I would expect to see compiler warnings telling you the possible controls paths may not return a value, in C++ at any rate. Resulting in undefined behaviour, see this question:
not returning a value from a non-void returning function
I would say that this example "works" as after a prime is found and isPrime has returned, then the next function up the stack is also free to return. Nothing depends on the return value of isPrime either, so the program will run back up the stack and output something.
...but as behaviour is undefined, the value that actually gets output is likely to be junk.
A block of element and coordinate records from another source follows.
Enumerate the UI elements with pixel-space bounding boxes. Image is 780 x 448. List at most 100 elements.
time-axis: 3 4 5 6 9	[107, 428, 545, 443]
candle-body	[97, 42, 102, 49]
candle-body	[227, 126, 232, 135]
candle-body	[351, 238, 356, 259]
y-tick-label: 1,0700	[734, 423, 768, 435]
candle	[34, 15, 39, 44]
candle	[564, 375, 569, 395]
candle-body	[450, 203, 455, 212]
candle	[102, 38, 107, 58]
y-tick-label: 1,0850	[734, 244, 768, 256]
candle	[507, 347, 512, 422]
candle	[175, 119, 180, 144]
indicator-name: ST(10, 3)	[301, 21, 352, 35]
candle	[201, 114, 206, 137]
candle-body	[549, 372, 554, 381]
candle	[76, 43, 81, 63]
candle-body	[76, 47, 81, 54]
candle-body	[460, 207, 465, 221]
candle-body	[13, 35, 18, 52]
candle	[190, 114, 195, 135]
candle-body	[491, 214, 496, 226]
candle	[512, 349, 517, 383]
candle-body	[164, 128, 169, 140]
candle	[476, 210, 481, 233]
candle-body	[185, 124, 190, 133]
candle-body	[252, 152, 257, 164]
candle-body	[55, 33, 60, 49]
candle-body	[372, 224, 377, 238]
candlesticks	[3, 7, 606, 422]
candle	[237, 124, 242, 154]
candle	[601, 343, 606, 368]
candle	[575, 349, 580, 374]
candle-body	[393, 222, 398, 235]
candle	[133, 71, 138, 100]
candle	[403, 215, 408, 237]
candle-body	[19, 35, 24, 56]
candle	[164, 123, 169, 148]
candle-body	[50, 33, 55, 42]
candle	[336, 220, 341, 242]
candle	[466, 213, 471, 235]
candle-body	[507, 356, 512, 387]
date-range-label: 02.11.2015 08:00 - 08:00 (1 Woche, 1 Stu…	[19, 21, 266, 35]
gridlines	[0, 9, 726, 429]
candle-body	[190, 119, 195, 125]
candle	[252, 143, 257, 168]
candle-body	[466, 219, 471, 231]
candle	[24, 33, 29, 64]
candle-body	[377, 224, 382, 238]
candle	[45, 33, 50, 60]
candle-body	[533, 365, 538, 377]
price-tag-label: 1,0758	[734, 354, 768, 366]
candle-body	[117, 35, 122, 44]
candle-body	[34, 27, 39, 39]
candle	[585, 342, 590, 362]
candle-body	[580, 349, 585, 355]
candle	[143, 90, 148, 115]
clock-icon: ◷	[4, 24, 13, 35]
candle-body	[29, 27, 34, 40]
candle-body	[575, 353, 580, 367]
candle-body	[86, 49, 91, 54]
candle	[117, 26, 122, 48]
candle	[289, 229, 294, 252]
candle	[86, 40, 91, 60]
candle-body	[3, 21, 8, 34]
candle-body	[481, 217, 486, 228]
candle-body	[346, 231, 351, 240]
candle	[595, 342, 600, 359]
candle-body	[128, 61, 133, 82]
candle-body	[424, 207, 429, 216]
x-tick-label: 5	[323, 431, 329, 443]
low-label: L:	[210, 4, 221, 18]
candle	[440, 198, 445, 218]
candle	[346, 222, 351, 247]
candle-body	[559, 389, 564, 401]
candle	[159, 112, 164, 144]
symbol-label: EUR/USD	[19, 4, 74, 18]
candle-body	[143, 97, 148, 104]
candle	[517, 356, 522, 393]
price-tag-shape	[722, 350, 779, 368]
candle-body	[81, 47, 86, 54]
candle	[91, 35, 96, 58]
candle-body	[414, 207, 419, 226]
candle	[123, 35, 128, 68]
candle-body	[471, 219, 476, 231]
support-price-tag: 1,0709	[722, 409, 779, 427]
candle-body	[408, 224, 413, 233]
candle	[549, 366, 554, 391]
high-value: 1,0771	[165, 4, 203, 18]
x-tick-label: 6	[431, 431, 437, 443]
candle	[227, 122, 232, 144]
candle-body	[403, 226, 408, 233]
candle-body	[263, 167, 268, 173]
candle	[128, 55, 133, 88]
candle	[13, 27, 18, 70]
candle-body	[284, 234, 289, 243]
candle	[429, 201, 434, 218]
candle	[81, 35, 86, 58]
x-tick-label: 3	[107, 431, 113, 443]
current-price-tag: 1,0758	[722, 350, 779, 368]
If you are seeing 0 & 1 consistent with primes as input, then wow.
If you think this is working, I would look at testing more broadly with different values.
Also have you been building with any "debug" settings? if so try this again with debug settings off, as thiese sometimes do extra work to keep things uninitialised memory clean.
回答3:
I can explain exactly what happens:
The function is called, and it recurses back into itself until it reaches the return at either modulo (return 0) or end of recursion (return 1). At this point the function reuturns to the caller, which is is_prime. But there is no more code in the function to execute, so it immediately returns without any further action.
However, you could easily break this by, for example, add printf("Done for %d, %d\n", num, i);
behind the call of is_prime() [doesn't have to be in the if-statement]. Or adding a C++ object that is created and destroyed on entry/exit of the function, as another example.
You're just being lucky that it works. And it's very fragile and easy to break - compile it with a different compiler (or with different optimization settings, or a new version of the compiler, or a million other things), and it may well break.
回答4:
Aren't you forgetting a return statement? For normal recursion you need to put a return before isprime(num,i-1);
as well.
I guess this even should give a compile warning if you compile this using strict rules, because the function must always return an int, now it does not (at least if your compiler does not fix this).